Military analysts argue over whether more or less emphasis should be placed on strategic forces compared with conventional military might. Paralleling this debate is the perception among much of the public that the administration's attitude about and planning for possible nuclear war has become too threatening.

Years before Reagan took office, US nuclear strategy began to shift from ''mutual assured destruction'' to the notion that nuclear war might involve selected military targets and some degree of control. Advancing technology, including multiple warheads and more accurate delivery systems, forced this change.

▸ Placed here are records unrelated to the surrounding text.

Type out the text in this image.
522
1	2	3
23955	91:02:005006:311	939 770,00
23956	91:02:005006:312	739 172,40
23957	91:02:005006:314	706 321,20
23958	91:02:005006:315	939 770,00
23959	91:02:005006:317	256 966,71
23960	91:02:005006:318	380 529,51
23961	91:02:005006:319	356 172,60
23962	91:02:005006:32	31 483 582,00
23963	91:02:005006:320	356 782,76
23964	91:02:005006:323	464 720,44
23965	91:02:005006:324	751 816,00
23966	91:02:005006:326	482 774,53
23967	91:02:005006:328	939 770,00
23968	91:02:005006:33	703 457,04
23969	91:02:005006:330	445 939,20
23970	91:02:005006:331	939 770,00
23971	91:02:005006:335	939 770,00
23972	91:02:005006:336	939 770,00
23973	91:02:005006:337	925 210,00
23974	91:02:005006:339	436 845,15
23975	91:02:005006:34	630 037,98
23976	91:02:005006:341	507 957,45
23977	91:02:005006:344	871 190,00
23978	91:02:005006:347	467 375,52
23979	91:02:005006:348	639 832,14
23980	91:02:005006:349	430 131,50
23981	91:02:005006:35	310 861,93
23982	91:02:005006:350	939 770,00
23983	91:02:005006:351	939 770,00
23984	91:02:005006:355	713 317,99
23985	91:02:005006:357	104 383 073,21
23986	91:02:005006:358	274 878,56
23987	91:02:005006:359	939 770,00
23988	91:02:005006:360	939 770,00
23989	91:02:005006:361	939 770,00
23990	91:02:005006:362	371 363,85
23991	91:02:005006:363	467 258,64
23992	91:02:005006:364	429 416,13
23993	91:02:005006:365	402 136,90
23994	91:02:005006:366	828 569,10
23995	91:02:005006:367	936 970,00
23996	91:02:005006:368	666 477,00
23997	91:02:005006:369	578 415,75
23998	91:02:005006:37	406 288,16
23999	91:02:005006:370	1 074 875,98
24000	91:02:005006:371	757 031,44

But the administration's secret five-year Defense Guidance Document appears to take this further, suggesting that nuclear war might be ''protracted'' and stating that the United States must be prepared to ''prevail'' in such an event.

Administration spokesmen say they are merely responding realistically to Soviet capabilities and doctrine. They say they do not believe nuclear war can be ''won.''

But to many Americans, the difference between ''prevailing'' and ''winning'' is semantic. They agree with those experts who see the MX missile, with its 10 warheads and extreme accuracy, as a possible ''first strike'' weapon, destabilizing and more likely to lower rather than raise the nuclear threshold.

Women Strike for Peace, a group formed 22 years ago to oppose the arms race, this week begins a campaign against the Reagan administration's nuclear weapons policy. Thus continues a debate that is sure to grow in the coming months.